En février 1396, le maréchal d'Angleterre et le comte de Rutland revinrent à Paris pour la cérémonie des fiançailles[779]. Le dimanche où l'on chante «Lætare[780]», la Reine assista, dans la Sainte-Chapelle, au mariage d'Isabelle, célébré par le patriarche d'Alexandrie[781]. Quand lecture eut été donnée des articles du contrat relatif à la dot et au douaire, l'un des ambassadeurs passa l'anneau nuptial au doigt de la petite fille. Ensuite le cortège se forma pour entrer en la salle du Palais où un festin se trouvait préparé. Derrière la Reine de France marchaient la Reine Blanche, la Reine des Deux-Siciles, les ducs de Berry, de Bourgogne, d'Orléans, de Bourbon et le patriarche; puis venaient les ambassadeurs et après eux la foule des dames et des chevaliers[782]. Cette suite était si nombreuse qu'une fois tout le monde entré et le moment venu de «seoir en table», les convives, pour prendre place, se bousculèrent et quelques-uns même en vinrent aux coups[783]; mais ce ne fut là qu'une ombre très légère au tableau de cette joyeuse journée, où le mariage de la fille de Charles VI apparaissait à tous comme le plus sûr gage de la paix avec l'Angleterre.

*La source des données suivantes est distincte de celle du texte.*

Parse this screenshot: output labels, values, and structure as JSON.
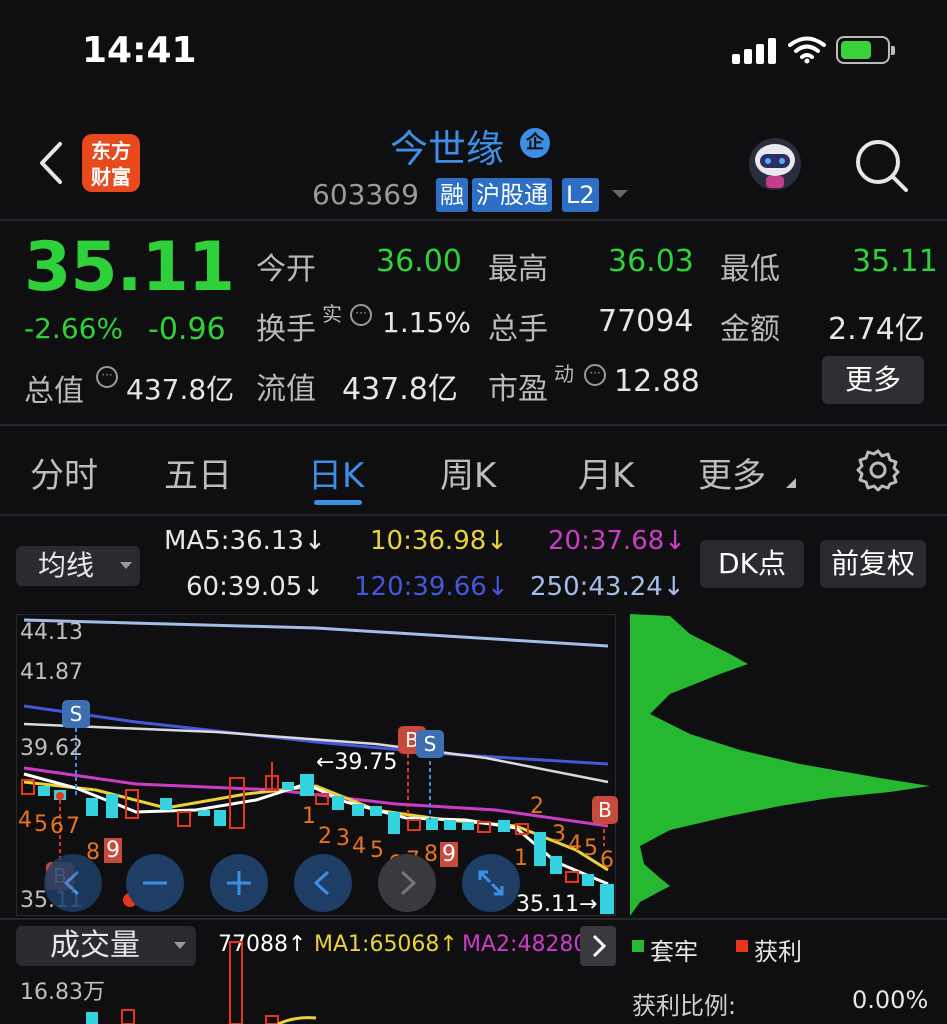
{
  "status_bar": {
    "time": "14:41"
  },
  "header": {
    "logo_line1": "东方",
    "logo_line2": "财富",
    "stock_name": "今世缘",
    "name_badge": "企",
    "stock_code": "603369",
    "tags": [
      "融",
      "沪股通",
      "L2"
    ]
  },
  "quote": {
    "price": "35.11",
    "change_pct": "-2.66%",
    "change_abs": "-0.96",
    "total_value_label": "总值",
    "total_value": "437.8亿",
    "fields": [
      {
        "label": "今开",
        "value": "36.00"
      },
      {
        "label": "最高",
        "value": "36.03"
      },
      {
        "label": "最低",
        "value": "35.11"
      },
      {
        "label": "换手",
        "sup": "实",
        "value": "1.15%"
      },
      {
        "label": "总手",
        "value": "77094"
      },
      {
        "label": "金额",
        "value": "2.74亿"
      },
      {
        "label": "流值",
        "value": "437.8亿"
      },
      {
        "label": "市盈",
        "sup": "动",
        "value": "12.88"
      }
    ],
    "more_button": "更多"
  },
  "tabs": [
    "分时",
    "五日",
    "日K",
    "周K",
    "月K",
    "更多"
  ],
  "active_tab": "日K",
  "ma_bar": {
    "selector": "均线",
    "ma5": "MA5:36.13↓",
    "ma10": "10:36.98↓",
    "ma20": "20:37.68↓",
    "ma60": "60:39.05↓",
    "ma120": "120:39.66↓",
    "ma250": "250:43.24↓",
    "dk_button": "DK点",
    "fq_button": "前复权"
  },
  "chart": {
    "y_labels": [
      "44.13",
      "41.87",
      "39.62",
      "35.11"
    ],
    "high_annotation": "←39.75",
    "low_annotation": "35.11→",
    "markers": [
      "S",
      "B",
      "S",
      "B",
      "B"
    ],
    "row1_numbers": [
      "4",
      "5",
      "6",
      "7"
    ],
    "row2_numbers": [
      "8",
      "9"
    ],
    "seq_numbers": [
      "1",
      "2",
      "3",
      "4",
      "5",
      "6",
      "7",
      "8",
      "9"
    ],
    "right_numbers": [
      "2",
      "1",
      "3",
      "4",
      "5",
      "6"
    ]
  },
  "volume": {
    "selector": "成交量",
    "vol": "77088↑",
    "ma1": "MA1:65068↑",
    "ma2": "MA2:48280",
    "y_label": "16.83万"
  },
  "distribution": {
    "legend_trapped": "套牢",
    "legend_profit": "获利",
    "profit_ratio_label": "获利比例:",
    "profit_ratio": "0.00%"
  },
  "colors": {
    "up_red": "#e8341d",
    "down_green": "#2fd13a",
    "accent_blue": "#3d8fe6",
    "candle_cyan": "#35d3e0"
  }
}
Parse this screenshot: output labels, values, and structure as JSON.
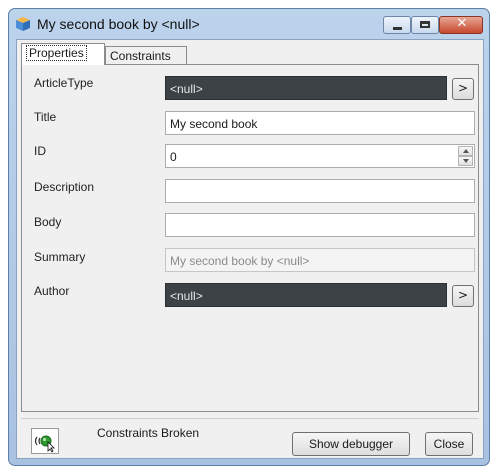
{
  "window": {
    "title": "My second book by <null>",
    "controls": {
      "minimize": "minimize",
      "maximize": "maximize",
      "close": "✕"
    }
  },
  "tabs": [
    {
      "label": "Properties",
      "active": true
    },
    {
      "label": "Constraints",
      "active": false
    }
  ],
  "fields": {
    "article_type": {
      "label": "ArticleType",
      "value": "<null>",
      "button": ">"
    },
    "title": {
      "label": "Title",
      "value": "My second book"
    },
    "id": {
      "label": "ID",
      "value": "0"
    },
    "description": {
      "label": "Description",
      "value": ""
    },
    "body": {
      "label": "Body",
      "value": ""
    },
    "summary": {
      "label": "Summary",
      "value": "My second book by <null>"
    },
    "author": {
      "label": "Author",
      "value": "<null>",
      "button": ">"
    }
  },
  "footer": {
    "status": "Constraints Broken",
    "show_debugger": "Show debugger",
    "close": "Close"
  },
  "colors": {
    "dark_field": "#3c4245",
    "title_bar": "#bcd3ec",
    "close_button": "#c7472f"
  }
}
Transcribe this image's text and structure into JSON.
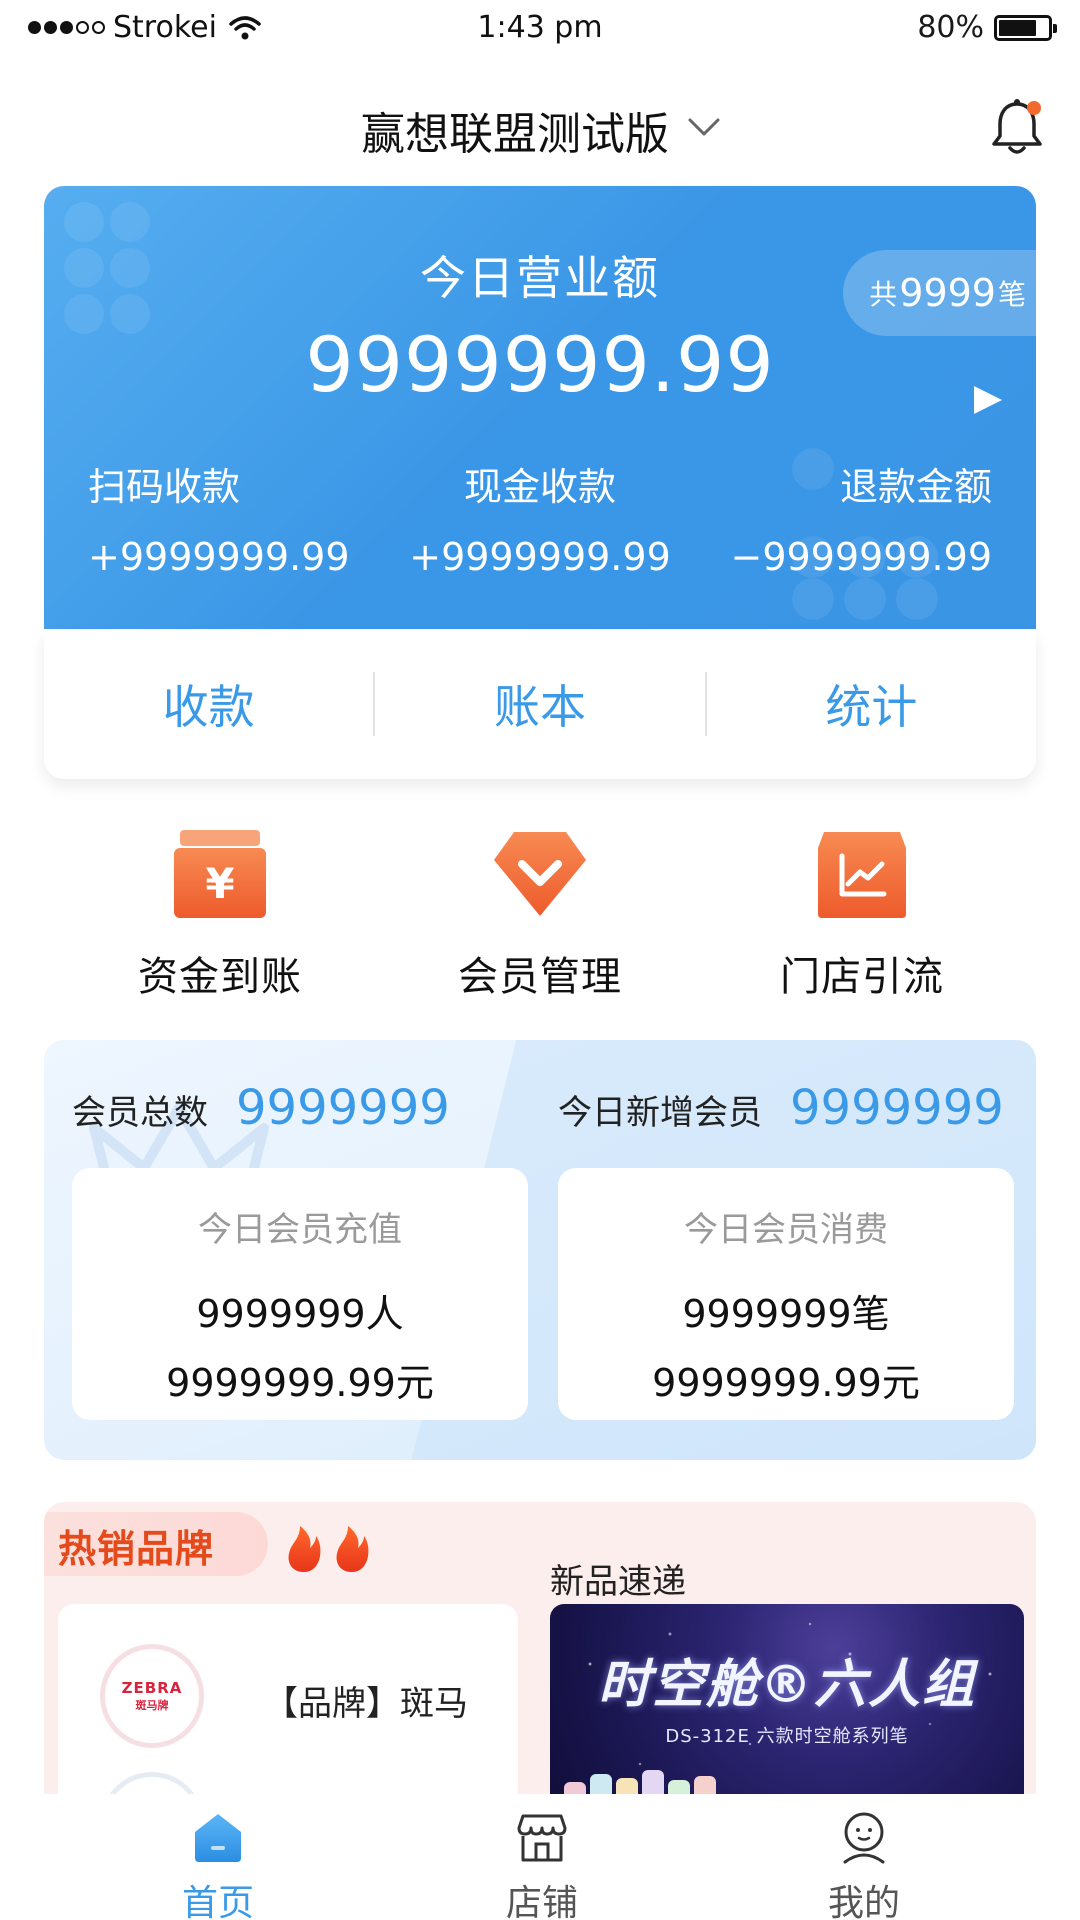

[779] Religieux de Saint-Denis..., t. II, p. 413-415.

[780] Le dimanche de Lætare est le 3e dimanche avant Pâques.

[781] Religieux de Saint-Denis, ibid.

[782] Religieux de Saint-Denis, t. II, p. 413-415.

[783] Les détails de cet incident sont donnés dans une lettre de rémission en faveur de Guillaume de Fontenay, écuyer. Arch. Nat. JJ 149, nº 169.

Pendant quelques mois encore la petite mariée demeura dans la Maison de sa mère. De nombreuses mentions des Comptes nous renseignent sur les achats faits pour la «Royne d'Angleterre[784]», afin de l'entourer de tout le luxe qui convenait à sa grandeur. Un chevalier anglais était attaché à sa personne pour lui apprendre la langue et les usages d'outre-mer[785]. Bientôt le roi Richard se rendit à Calais afin de discuter, avec le duc de Bourgogne, délégué par Charles VI, quand et à quelles conditions sa fiancée lui serait remise[786]. La Reine prit certainement part aux dispositions qui furent alors arrêtées par Charles VI et les Princes en vue du départ de la petite Isabelle, car nous voyons qu'elle était en séjour dans le pays de l'Oise en juin et en juillet[787], pendant que le Roi et le Conseil, résidant tantôt à Senlis, et tantôt à Compiègne, réglaient la levée de l'aide qui devait fournir les trois cent mille livres tournois attribuées en dot à la reine d'Angleterre, et s'occupaient de composer le cortège qui conduirait celle-ci jusqu'à Calais[788].

[784] Arch. Nat. KK 41, fº 106 vº, 107, 114.

[785] Arch. Nat. RK 46, fº 106-114.

[786] Religieux de Saint-Denis..., t. II, p. 413-415.—Jarry, Vie politique de Louis d'Orléans, p. 179.